Absolutely! I've been a fan of Crumb's work since the mid-70s. I have the documentary on dvd, though I saw it at the theater when it was first released. I even got Crumb's autograph on a book of his drawings at a gallery opening for a show of the drawings in the book. (Linda Lovelace of DEEP THROAT infamy showed up at that gallery show, in company with a writer who is a friend of friends of mine. He was working with her on her biography. It was published as THE COMPLETE LINDA LOVELACE, by Eric Danville.)

GHOST WORLD is a great movie, also based on a graphic novel (of the same name) by cartoonist Daniel Clowes.

George M. Spencer said...

Re: William's comment above about Time's 1940s China correspondent Theodore White.

Time's anti-communist publisher Henry Luce couldn't stomach White's dispatches highlighting corruption in Chaing kai-Shek's nationalist army, so he routinely had staff editor Whittaker Chambers rewrite his work, though it was still published under White's name.
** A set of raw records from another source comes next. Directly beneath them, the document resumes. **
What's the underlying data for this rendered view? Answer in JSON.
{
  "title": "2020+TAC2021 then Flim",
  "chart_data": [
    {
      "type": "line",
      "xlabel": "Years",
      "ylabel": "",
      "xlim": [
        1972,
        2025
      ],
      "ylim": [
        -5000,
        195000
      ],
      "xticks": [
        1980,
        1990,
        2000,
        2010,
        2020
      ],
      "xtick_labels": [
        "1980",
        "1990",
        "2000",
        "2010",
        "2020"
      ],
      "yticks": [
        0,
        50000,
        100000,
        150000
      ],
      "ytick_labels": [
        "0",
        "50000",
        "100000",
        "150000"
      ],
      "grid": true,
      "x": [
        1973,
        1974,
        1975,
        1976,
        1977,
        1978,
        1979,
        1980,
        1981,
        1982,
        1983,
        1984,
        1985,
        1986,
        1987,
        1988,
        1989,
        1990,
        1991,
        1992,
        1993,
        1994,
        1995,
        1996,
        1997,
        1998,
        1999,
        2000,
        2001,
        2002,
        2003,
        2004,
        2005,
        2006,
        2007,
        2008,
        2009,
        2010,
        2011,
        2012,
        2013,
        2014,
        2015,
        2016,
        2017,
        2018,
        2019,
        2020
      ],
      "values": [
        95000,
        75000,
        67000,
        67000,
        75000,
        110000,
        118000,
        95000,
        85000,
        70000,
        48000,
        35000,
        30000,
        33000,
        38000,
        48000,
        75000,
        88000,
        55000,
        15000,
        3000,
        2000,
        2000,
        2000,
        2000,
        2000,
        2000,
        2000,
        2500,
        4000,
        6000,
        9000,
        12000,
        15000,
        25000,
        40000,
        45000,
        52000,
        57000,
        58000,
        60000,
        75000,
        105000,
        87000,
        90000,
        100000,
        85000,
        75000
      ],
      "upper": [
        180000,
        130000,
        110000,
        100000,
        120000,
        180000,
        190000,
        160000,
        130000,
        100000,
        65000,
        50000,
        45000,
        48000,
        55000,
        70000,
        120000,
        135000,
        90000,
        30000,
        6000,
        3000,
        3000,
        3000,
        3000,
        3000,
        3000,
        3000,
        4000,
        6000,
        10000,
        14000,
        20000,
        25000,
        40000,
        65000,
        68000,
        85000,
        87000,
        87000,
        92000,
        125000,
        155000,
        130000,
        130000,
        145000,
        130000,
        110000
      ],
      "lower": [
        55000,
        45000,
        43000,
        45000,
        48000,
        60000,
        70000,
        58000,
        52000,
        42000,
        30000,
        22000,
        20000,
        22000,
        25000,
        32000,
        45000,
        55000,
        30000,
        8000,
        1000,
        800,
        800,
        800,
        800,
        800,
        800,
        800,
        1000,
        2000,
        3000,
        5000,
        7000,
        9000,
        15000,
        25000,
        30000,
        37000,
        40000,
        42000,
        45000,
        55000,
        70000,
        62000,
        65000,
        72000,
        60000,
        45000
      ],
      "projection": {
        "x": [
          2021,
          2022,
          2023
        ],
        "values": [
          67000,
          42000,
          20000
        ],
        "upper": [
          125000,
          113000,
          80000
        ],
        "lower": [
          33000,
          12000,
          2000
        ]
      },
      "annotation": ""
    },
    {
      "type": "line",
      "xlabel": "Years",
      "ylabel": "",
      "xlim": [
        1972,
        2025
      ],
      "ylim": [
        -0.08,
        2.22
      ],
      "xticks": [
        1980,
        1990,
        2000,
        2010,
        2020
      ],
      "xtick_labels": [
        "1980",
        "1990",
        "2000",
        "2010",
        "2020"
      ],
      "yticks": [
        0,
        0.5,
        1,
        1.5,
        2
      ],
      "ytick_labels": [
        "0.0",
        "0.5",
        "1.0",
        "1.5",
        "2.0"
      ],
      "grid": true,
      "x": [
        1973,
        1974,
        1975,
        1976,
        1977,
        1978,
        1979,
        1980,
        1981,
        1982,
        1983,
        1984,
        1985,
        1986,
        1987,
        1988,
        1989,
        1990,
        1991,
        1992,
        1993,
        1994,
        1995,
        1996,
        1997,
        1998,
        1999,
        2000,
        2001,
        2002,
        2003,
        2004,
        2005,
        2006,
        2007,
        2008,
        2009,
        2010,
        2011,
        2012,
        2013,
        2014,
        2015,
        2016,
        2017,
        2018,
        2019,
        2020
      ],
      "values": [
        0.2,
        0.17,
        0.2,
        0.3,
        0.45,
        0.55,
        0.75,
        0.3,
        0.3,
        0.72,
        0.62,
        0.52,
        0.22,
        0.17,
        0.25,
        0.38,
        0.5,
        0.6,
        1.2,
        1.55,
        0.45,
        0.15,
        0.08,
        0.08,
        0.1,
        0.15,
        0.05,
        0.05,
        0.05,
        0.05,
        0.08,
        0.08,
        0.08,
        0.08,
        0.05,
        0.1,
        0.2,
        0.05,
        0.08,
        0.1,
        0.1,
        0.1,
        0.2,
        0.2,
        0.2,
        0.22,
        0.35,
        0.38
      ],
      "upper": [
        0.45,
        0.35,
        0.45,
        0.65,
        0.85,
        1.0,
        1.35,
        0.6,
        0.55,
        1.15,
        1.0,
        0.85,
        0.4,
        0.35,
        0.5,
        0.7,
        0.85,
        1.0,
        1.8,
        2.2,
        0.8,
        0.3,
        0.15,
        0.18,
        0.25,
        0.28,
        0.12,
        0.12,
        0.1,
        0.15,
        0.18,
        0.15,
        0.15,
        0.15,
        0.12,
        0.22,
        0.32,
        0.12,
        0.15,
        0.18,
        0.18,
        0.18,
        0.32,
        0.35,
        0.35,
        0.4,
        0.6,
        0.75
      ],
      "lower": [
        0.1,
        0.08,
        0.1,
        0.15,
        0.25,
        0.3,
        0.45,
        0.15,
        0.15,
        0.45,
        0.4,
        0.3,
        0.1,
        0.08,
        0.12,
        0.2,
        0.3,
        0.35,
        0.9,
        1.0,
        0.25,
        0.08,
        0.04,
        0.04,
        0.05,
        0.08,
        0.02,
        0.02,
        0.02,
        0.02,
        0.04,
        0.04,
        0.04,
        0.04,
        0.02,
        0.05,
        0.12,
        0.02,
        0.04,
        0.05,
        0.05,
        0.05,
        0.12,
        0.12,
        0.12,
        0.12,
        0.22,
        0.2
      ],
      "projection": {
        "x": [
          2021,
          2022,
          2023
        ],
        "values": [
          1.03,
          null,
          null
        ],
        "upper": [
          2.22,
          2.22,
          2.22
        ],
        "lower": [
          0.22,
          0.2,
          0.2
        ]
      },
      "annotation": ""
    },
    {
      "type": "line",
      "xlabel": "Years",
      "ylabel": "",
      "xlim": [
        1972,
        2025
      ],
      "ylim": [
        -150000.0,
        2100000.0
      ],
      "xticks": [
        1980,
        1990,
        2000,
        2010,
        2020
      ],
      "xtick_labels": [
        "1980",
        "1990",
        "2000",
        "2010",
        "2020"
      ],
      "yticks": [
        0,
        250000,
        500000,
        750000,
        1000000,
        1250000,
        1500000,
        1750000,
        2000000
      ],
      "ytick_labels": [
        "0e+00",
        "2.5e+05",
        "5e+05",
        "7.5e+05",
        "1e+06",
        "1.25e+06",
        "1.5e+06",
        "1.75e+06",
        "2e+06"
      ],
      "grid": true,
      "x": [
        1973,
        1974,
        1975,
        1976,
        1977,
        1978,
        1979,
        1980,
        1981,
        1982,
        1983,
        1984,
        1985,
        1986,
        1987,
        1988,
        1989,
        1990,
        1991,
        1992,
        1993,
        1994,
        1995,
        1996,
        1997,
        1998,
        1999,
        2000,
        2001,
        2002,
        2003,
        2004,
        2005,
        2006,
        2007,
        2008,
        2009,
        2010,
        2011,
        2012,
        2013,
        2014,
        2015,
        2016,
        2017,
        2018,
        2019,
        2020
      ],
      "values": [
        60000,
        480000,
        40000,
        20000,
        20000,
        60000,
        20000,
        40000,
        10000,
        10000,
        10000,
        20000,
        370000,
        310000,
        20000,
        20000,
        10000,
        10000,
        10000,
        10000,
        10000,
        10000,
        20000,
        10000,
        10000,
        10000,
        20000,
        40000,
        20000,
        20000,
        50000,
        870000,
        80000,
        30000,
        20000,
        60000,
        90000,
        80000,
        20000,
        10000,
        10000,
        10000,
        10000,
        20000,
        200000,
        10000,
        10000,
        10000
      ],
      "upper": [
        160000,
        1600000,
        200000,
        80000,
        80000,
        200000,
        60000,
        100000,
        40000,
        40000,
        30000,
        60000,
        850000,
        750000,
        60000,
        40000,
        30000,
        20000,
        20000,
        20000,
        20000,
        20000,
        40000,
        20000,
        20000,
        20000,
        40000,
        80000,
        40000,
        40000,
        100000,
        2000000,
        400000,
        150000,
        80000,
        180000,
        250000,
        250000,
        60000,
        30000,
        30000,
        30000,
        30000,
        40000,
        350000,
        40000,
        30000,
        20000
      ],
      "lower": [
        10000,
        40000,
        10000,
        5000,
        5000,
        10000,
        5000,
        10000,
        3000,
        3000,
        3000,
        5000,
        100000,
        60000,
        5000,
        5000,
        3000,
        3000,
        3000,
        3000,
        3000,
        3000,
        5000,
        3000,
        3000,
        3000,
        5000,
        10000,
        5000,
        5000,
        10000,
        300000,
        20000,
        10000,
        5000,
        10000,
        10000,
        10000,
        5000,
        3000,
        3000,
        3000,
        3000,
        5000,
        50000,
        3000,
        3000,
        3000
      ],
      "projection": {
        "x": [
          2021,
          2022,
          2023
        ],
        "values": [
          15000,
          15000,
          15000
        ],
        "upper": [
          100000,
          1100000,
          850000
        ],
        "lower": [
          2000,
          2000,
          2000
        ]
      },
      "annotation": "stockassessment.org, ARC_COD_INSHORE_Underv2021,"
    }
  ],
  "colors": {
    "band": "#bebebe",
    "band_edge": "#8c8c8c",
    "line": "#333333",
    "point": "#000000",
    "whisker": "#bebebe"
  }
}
Time was notorious for decades because its in-house editors routinely rewrote dispatches from its staff reporters to conform with Time's world view.

buwaya said...

China's highest grossing movies -

https://www.weforum.org/agenda/2017/02/china-five-highest-grossing-movies/

Mr. Groovington said...

The Chinese have a word for white liberal trash: baizuo.

Ann Althouse said...

@Robert Cook

Thanks for the Julie Doucet story.

I have lots of her books. Love the drawing style.

Robert Cook said...

You’re welcome. It happened during Thanksgiving. Our mutual friend brought her to my apartment the evening before Thanksgiving. The next day we went to the friend’s apartment in Brooklyn, where we had Thanksgiving dinner with the friend and her husband. Then we went back to the city and met up with my friend who lived in the Lower East Side with his girlfriend. The streets were covered in snow and I remember it being late, with few people out in the streets. We went and had some beers with my friend then went back to my place uptown. She stayed just over a week, as I said. She found an apartment share in a loft in Brooklyn. She was nice, and shy, as I said, but very self-assured in herself and her opinions. Not someone who would let herself be pushed around. At least, that was my perception.

I like her comics and drawings very much, too.